Um dia, um amigo e professor de informática quis perceber até que ponto são estes algoritmos eficientes. Assim, entrou pela primeira vez no TikTok e foram precisos uns minutos apenas para que os algoritmos se adaptassem aos seus gostos e começassem a mostrar conteúdo que iria mais ao encontro dos seus interesses. A inteligência artificial que interage com a inteligência humana é capaz de entreter esta última num intervalo de tempo cada vez menor, demonstrando a possibilidade de nos conhecer melhor do que nos conhecemos a nós próprios. Por isso, a cibercultura poderá ser já um fruto da interacção entre a nossa mente e os algoritmos. Até que ponto pode o nosso pensamento estar já afectado por aquilo que os algoritmos nos induzem a pensar é, para mim, uma questão em aberto. Por outro lado, será, também, que a vivência espiritual é afectada pela vivência ciberespacial?

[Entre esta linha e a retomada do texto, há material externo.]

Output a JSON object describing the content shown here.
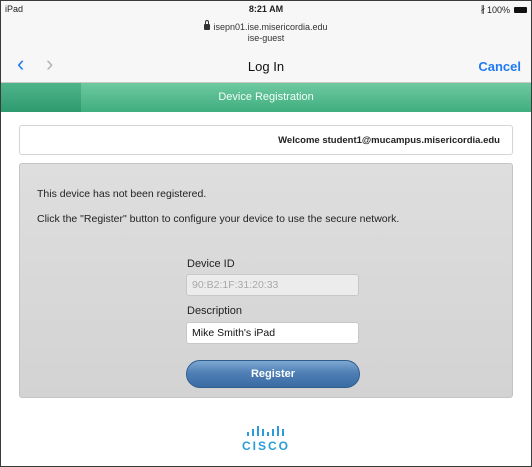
{
  "status_bar": {
    "device": "iPad",
    "time": "8:21 AM",
    "battery": "100%"
  },
  "url_bar": {
    "host": "isepn01.ise.misericordia.edu",
    "network": "ise-guest"
  },
  "nav": {
    "title": "Log In",
    "cancel_label": "Cancel"
  },
  "banner": {
    "title": "Device Registration"
  },
  "welcome": {
    "text": "Welcome student1@mucampus.misericordia.edu"
  },
  "panel": {
    "message1": "This device has not been registered.",
    "message2": "Click the \"Register\" button to configure your device to use the secure network.",
    "device_id_label": "Device ID",
    "device_id_value": "90:B2:1F:31:20:33",
    "description_label": "Description",
    "description_value": "Mike Smith's iPad",
    "register_label": "Register"
  },
  "footer": {
    "logo_word": "CISCO"
  },
  "colors": {
    "accent": "#1f7bf2",
    "banner_green": "#3fae7f",
    "button_blue": "#4f7fb5",
    "cisco_blue": "#2b9cd8"
  }
}
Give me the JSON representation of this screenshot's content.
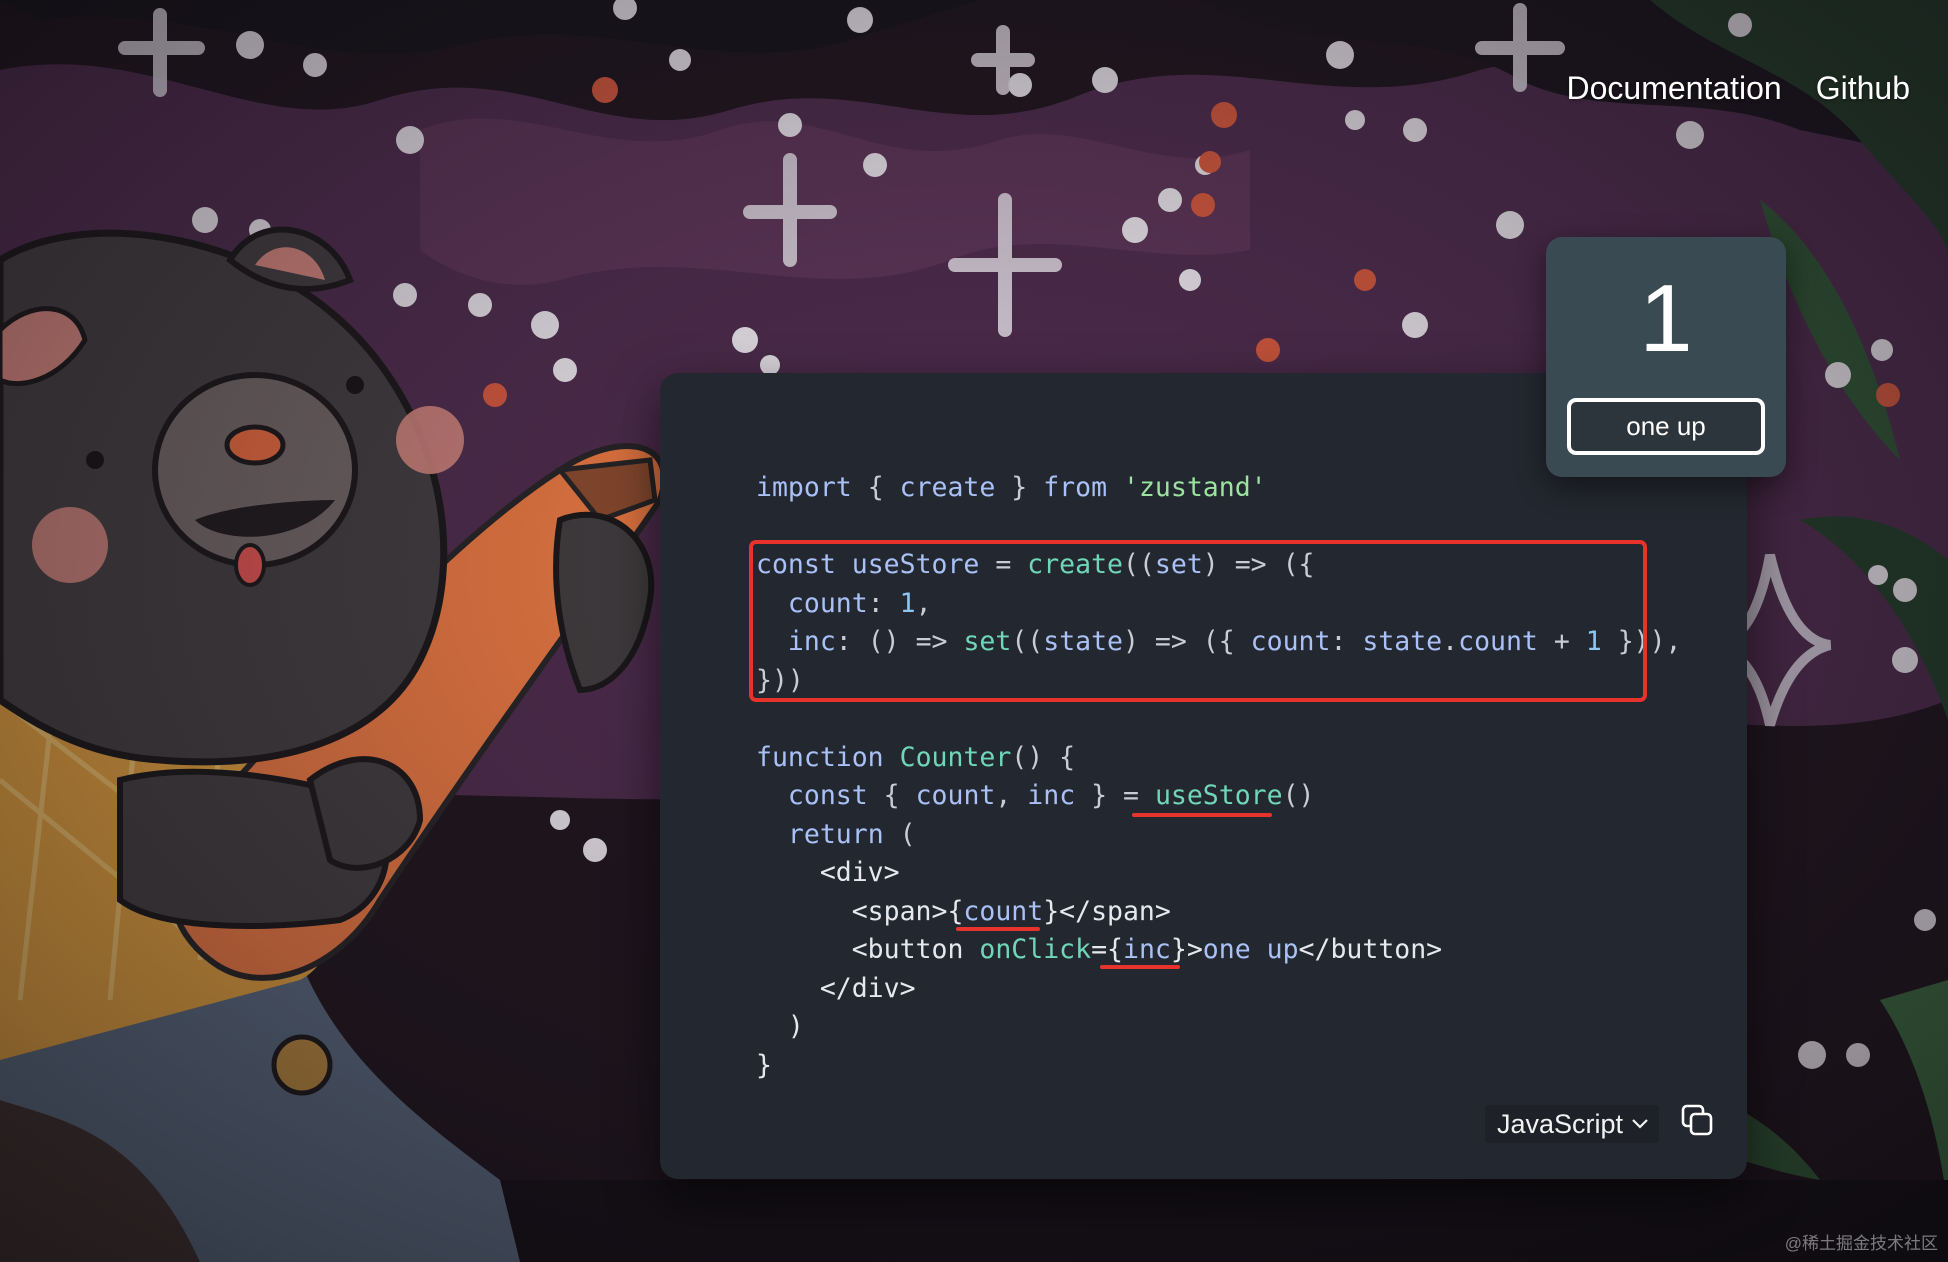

Desde o início do novo século que o uso da internet aumentou mais de 1300%, significando isso que mais de metade da população mundial usa a internet. As últimas estatísticas apontam para que um utilizador, ao nível global, gaste em média quase 7h a navegar pela internet por dia, ou seja, pouco menos do que um terço do dia, equivalente ao número mínimo de horas para uma boa higiene de sono ou próximo do tempo gasto num dia normal de trabalho. O jornalista Nicholas Carr no seu livro “Os Superficiais” reflecte sobre o que a internet está a fazer aos nossos cérebros, modernizando o que Marshall McLuhan já havia intuído relativamente a cada novo “meio de comunicação” (medium): transforma-nos porque não só fornece matéria para pensar como modificam o próprio processo de pensamento. E no contexto “internético”, Carr reconhece — «o que a Net parece estar a fazer é lascar a minha capacidade para a concentração e contemplação.» — Pelo que, parece-me ver nesta e outras experiências como a cibercultura possa influenciar a nossa vivência espiritual.

Em “Sharing Faith Online”, o jesuíta Sean Salai s.j. partilha a experiência online que fez com os Exercícios Espirituais de Santo Inácio durante a pandemia. — «Eu descobri que, quando os Cristãos vão para além da visualização individualizada de vídeos para discutir questões mais profundas em grupos online, eles ficam mais confortáveis com a conversação espiritual e desejam partilhar a fé mais profundamente tanto offline como online, um sinal de esperança para a evangelização digital.» (p. 12, New City Press. 2022). Mas não sei se passou o tempo suficiente para sabermos se o impacte gerado por essa experiência será duradoiro ou não.

A cibercultura é uma realidade incontornável e irreversível no âmbito da Evangelização Nova (porque se renova com a cibercultura), e não tanto uma Nova Evangelização porque a mensagem não muda, só o modo como a partilhamos com os outros. O tempo para descobrir os valores intemporais que nos permitem viver com as tecnologias de informação, sem estarmos demasiado dependentes dessas, é agora. Precisamos desses valores para compreender o que significa ter uma vivência ciberespacial saudável e profunda. Não depende apenas do uso, mas do modo como o nosso ser se deixa transformar por isso.